Hacker News new | ask | show | jobs
by vardump 828 days ago
It's great for hardware implementations, because it's simple and you get good/excellent accuracy. I wouldn't be surprised if that's still how modern x86-64 CPUs compute sin, cos, etc.

That said, last time I had to do that in software, I used Taylor series. Might not have been an optimal solution.

EDIT:

AMD's Zen 4 takes 50-200 cycles (latency) to compute sine. I think that strongly suggests AMD uses CORDIC. https://www.agner.org/optimize/instruction_tables.pdf page 130.

Same for Intel, Tiger Lake (Intel gen 11) has 60-120 cycles of latency. Page 353.
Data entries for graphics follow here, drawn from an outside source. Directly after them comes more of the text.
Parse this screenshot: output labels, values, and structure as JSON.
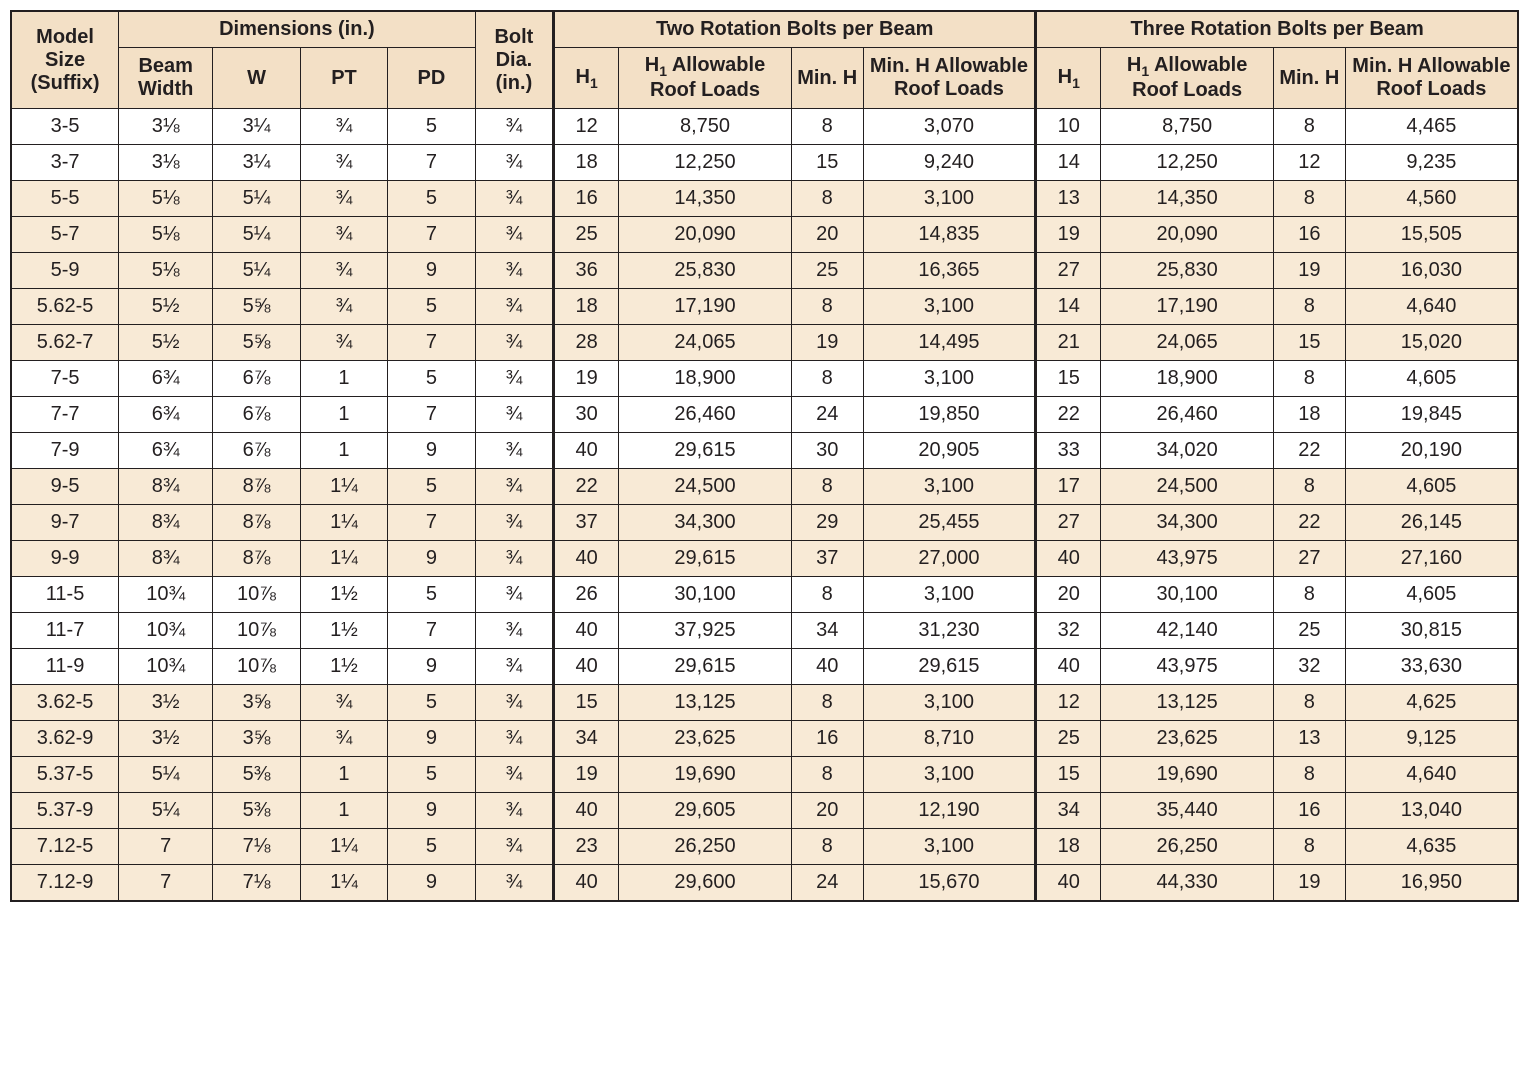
{
  "colors": {
    "header_bg": "#f3e0c6",
    "row_bg": "#ffffff",
    "row_tint_bg": "#f8ead6",
    "border": "#231f20",
    "text": "#231f20"
  },
  "typography": {
    "font_family": "Arial, Helvetica, sans-serif",
    "header_fontsize_pt": 16,
    "body_fontsize_pt": 15,
    "header_weight": 700,
    "body_weight": 400
  },
  "table": {
    "type": "table",
    "header": {
      "model_size": "Model Size (Suffix)",
      "dimensions_group": "Dimensions (in.)",
      "beam_width": "Beam Width",
      "w": "W",
      "pt": "PT",
      "pd": "PD",
      "bolt_dia": "Bolt Dia. (in.)",
      "two_bolts_group": "Two Rotation Bolts per Beam",
      "three_bolts_group": "Three Rotation Bolts per Beam",
      "h1": "H",
      "h1_sub": "1",
      "h1_loads": " Allowable Roof Loads",
      "min_h": "Min. H",
      "min_h_loads": "Min. H Allowable Roof Loads"
    },
    "columns": [
      "model",
      "beam_width",
      "w",
      "pt",
      "pd",
      "bolt_dia",
      "two_h1",
      "two_h1_load",
      "two_min_h",
      "two_min_h_load",
      "three_h1",
      "three_h1_load",
      "three_min_h",
      "three_min_h_load"
    ],
    "rows": [
      {
        "tint": false,
        "model": "3-5",
        "beam_width": "3⅛",
        "w": "3¼",
        "pt": "¾",
        "pd": "5",
        "bolt_dia": "¾",
        "two_h1": "12",
        "two_h1_load": "8,750",
        "two_min_h": "8",
        "two_min_h_load": "3,070",
        "three_h1": "10",
        "three_h1_load": "8,750",
        "three_min_h": "8",
        "three_min_h_load": "4,465"
      },
      {
        "tint": false,
        "model": "3-7",
        "beam_width": "3⅛",
        "w": "3¼",
        "pt": "¾",
        "pd": "7",
        "bolt_dia": "¾",
        "two_h1": "18",
        "two_h1_load": "12,250",
        "two_min_h": "15",
        "two_min_h_load": "9,240",
        "three_h1": "14",
        "three_h1_load": "12,250",
        "three_min_h": "12",
        "three_min_h_load": "9,235"
      },
      {
        "tint": true,
        "model": "5-5",
        "beam_width": "5⅛",
        "w": "5¼",
        "pt": "¾",
        "pd": "5",
        "bolt_dia": "¾",
        "two_h1": "16",
        "two_h1_load": "14,350",
        "two_min_h": "8",
        "two_min_h_load": "3,100",
        "three_h1": "13",
        "three_h1_load": "14,350",
        "three_min_h": "8",
        "three_min_h_load": "4,560"
      },
      {
        "tint": true,
        "model": "5-7",
        "beam_width": "5⅛",
        "w": "5¼",
        "pt": "¾",
        "pd": "7",
        "bolt_dia": "¾",
        "two_h1": "25",
        "two_h1_load": "20,090",
        "two_min_h": "20",
        "two_min_h_load": "14,835",
        "three_h1": "19",
        "three_h1_load": "20,090",
        "three_min_h": "16",
        "three_min_h_load": "15,505"
      },
      {
        "tint": true,
        "model": "5-9",
        "beam_width": "5⅛",
        "w": "5¼",
        "pt": "¾",
        "pd": "9",
        "bolt_dia": "¾",
        "two_h1": "36",
        "two_h1_load": "25,830",
        "two_min_h": "25",
        "two_min_h_load": "16,365",
        "three_h1": "27",
        "three_h1_load": "25,830",
        "three_min_h": "19",
        "three_min_h_load": "16,030"
      },
      {
        "tint": true,
        "model": "5.62-5",
        "beam_width": "5½",
        "w": "5⅝",
        "pt": "¾",
        "pd": "5",
        "bolt_dia": "¾",
        "two_h1": "18",
        "two_h1_load": "17,190",
        "two_min_h": "8",
        "two_min_h_load": "3,100",
        "three_h1": "14",
        "three_h1_load": "17,190",
        "three_min_h": "8",
        "three_min_h_load": "4,640"
      },
      {
        "tint": true,
        "model": "5.62-7",
        "beam_width": "5½",
        "w": "5⅝",
        "pt": "¾",
        "pd": "7",
        "bolt_dia": "¾",
        "two_h1": "28",
        "two_h1_load": "24,065",
        "two_min_h": "19",
        "two_min_h_load": "14,495",
        "three_h1": "21",
        "three_h1_load": "24,065",
        "three_min_h": "15",
        "three_min_h_load": "15,020"
      },
      {
        "tint": false,
        "model": "7-5",
        "beam_width": "6¾",
        "w": "6⅞",
        "pt": "1",
        "pd": "5",
        "bolt_dia": "¾",
        "two_h1": "19",
        "two_h1_load": "18,900",
        "two_min_h": "8",
        "two_min_h_load": "3,100",
        "three_h1": "15",
        "three_h1_load": "18,900",
        "three_min_h": "8",
        "three_min_h_load": "4,605"
      },
      {
        "tint": false,
        "model": "7-7",
        "beam_width": "6¾",
        "w": "6⅞",
        "pt": "1",
        "pd": "7",
        "bolt_dia": "¾",
        "two_h1": "30",
        "two_h1_load": "26,460",
        "two_min_h": "24",
        "two_min_h_load": "19,850",
        "three_h1": "22",
        "three_h1_load": "26,460",
        "three_min_h": "18",
        "three_min_h_load": "19,845"
      },
      {
        "tint": false,
        "model": "7-9",
        "beam_width": "6¾",
        "w": "6⅞",
        "pt": "1",
        "pd": "9",
        "bolt_dia": "¾",
        "two_h1": "40",
        "two_h1_load": "29,615",
        "two_min_h": "30",
        "two_min_h_load": "20,905",
        "three_h1": "33",
        "three_h1_load": "34,020",
        "three_min_h": "22",
        "three_min_h_load": "20,190"
      },
      {
        "tint": true,
        "model": "9-5",
        "beam_width": "8¾",
        "w": "8⅞",
        "pt": "1¼",
        "pd": "5",
        "bolt_dia": "¾",
        "two_h1": "22",
        "two_h1_load": "24,500",
        "two_min_h": "8",
        "two_min_h_load": "3,100",
        "three_h1": "17",
        "three_h1_load": "24,500",
        "three_min_h": "8",
        "three_min_h_load": "4,605"
      },
      {
        "tint": true,
        "model": "9-7",
        "beam_width": "8¾",
        "w": "8⅞",
        "pt": "1¼",
        "pd": "7",
        "bolt_dia": "¾",
        "two_h1": "37",
        "two_h1_load": "34,300",
        "two_min_h": "29",
        "two_min_h_load": "25,455",
        "three_h1": "27",
        "three_h1_load": "34,300",
        "three_min_h": "22",
        "three_min_h_load": "26,145"
      },
      {
        "tint": true,
        "model": "9-9",
        "beam_width": "8¾",
        "w": "8⅞",
        "pt": "1¼",
        "pd": "9",
        "bolt_dia": "¾",
        "two_h1": "40",
        "two_h1_load": "29,615",
        "two_min_h": "37",
        "two_min_h_load": "27,000",
        "three_h1": "40",
        "three_h1_load": "43,975",
        "three_min_h": "27",
        "three_min_h_load": "27,160"
      },
      {
        "tint": false,
        "model": "11-5",
        "beam_width": "10¾",
        "w": "10⅞",
        "pt": "1½",
        "pd": "5",
        "bolt_dia": "¾",
        "two_h1": "26",
        "two_h1_load": "30,100",
        "two_min_h": "8",
        "two_min_h_load": "3,100",
        "three_h1": "20",
        "three_h1_load": "30,100",
        "three_min_h": "8",
        "three_min_h_load": "4,605"
      },
      {
        "tint": false,
        "model": "11-7",
        "beam_width": "10¾",
        "w": "10⅞",
        "pt": "1½",
        "pd": "7",
        "bolt_dia": "¾",
        "two_h1": "40",
        "two_h1_load": "37,925",
        "two_min_h": "34",
        "two_min_h_load": "31,230",
        "three_h1": "32",
        "three_h1_load": "42,140",
        "three_min_h": "25",
        "three_min_h_load": "30,815"
      },
      {
        "tint": false,
        "model": "11-9",
        "beam_width": "10¾",
        "w": "10⅞",
        "pt": "1½",
        "pd": "9",
        "bolt_dia": "¾",
        "two_h1": "40",
        "two_h1_load": "29,615",
        "two_min_h": "40",
        "two_min_h_load": "29,615",
        "three_h1": "40",
        "three_h1_load": "43,975",
        "three_min_h": "32",
        "three_min_h_load": "33,630"
      },
      {
        "tint": true,
        "model": "3.62-5",
        "beam_width": "3½",
        "w": "3⅝",
        "pt": "¾",
        "pd": "5",
        "bolt_dia": "¾",
        "two_h1": "15",
        "two_h1_load": "13,125",
        "two_min_h": "8",
        "two_min_h_load": "3,100",
        "three_h1": "12",
        "three_h1_load": "13,125",
        "three_min_h": "8",
        "three_min_h_load": "4,625"
      },
      {
        "tint": true,
        "model": "3.62-9",
        "beam_width": "3½",
        "w": "3⅝",
        "pt": "¾",
        "pd": "9",
        "bolt_dia": "¾",
        "two_h1": "34",
        "two_h1_load": "23,625",
        "two_min_h": "16",
        "two_min_h_load": "8,710",
        "three_h1": "25",
        "three_h1_load": "23,625",
        "three_min_h": "13",
        "three_min_h_load": "9,125"
      },
      {
        "tint": true,
        "model": "5.37-5",
        "beam_width": "5¼",
        "w": "5⅜",
        "pt": "1",
        "pd": "5",
        "bolt_dia": "¾",
        "two_h1": "19",
        "two_h1_load": "19,690",
        "two_min_h": "8",
        "two_min_h_load": "3,100",
        "three_h1": "15",
        "three_h1_load": "19,690",
        "three_min_h": "8",
        "three_min_h_load": "4,640"
      },
      {
        "tint": true,
        "model": "5.37-9",
        "beam_width": "5¼",
        "w": "5⅜",
        "pt": "1",
        "pd": "9",
        "bolt_dia": "¾",
        "two_h1": "40",
        "two_h1_load": "29,605",
        "two_min_h": "20",
        "two_min_h_load": "12,190",
        "three_h1": "34",
        "three_h1_load": "35,440",
        "three_min_h": "16",
        "three_min_h_load": "13,040"
      },
      {
        "tint": true,
        "model": "7.12-5",
        "beam_width": "7",
        "w": "7⅛",
        "pt": "1¼",
        "pd": "5",
        "bolt_dia": "¾",
        "two_h1": "23",
        "two_h1_load": "26,250",
        "two_min_h": "8",
        "two_min_h_load": "3,100",
        "three_h1": "18",
        "three_h1_load": "26,250",
        "three_min_h": "8",
        "three_min_h_load": "4,635"
      },
      {
        "tint": true,
        "model": "7.12-9",
        "beam_width": "7",
        "w": "7⅛",
        "pt": "1¼",
        "pd": "9",
        "bolt_dia": "¾",
        "two_h1": "40",
        "two_h1_load": "29,600",
        "two_min_h": "24",
        "two_min_h_load": "15,670",
        "three_h1": "40",
        "three_h1_load": "44,330",
        "three_min_h": "19",
        "three_min_h_load": "16,950"
      }
    ]
  }
}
I'd guess usually ~50 cycles for Zen 4 (and ~60 for Intel) for float32, float64/float80 datatype. Denormals might also cost more cycles.

1 comments

They switched away from CORDIC at one point: https://www.intel.com/content/www/us/en/developer/articles/t...

(there doesn't seem to actually be a linked article there, just the summary)

Pretty weird Intel's sine computation latency hasn't changed all that much over the years. Latencies have been pretty similar for 20 years.

EDIT: That's a paper for a software library, not the CPU's internal implementation. Which is probably still done with CORDIC.

> EDIT: That's a paper for a software library, not the CPU's internal implementation.

Unless you're seeing something I'm not, it's talking about x87, which hasn't been anything other than 'internal' since they stopped selling the 80486sx.

Ah you're right.

Anyways I wonder why it's still so slow.

60-120 cycles sure looks like a CORDIC implementation, but perhaps not.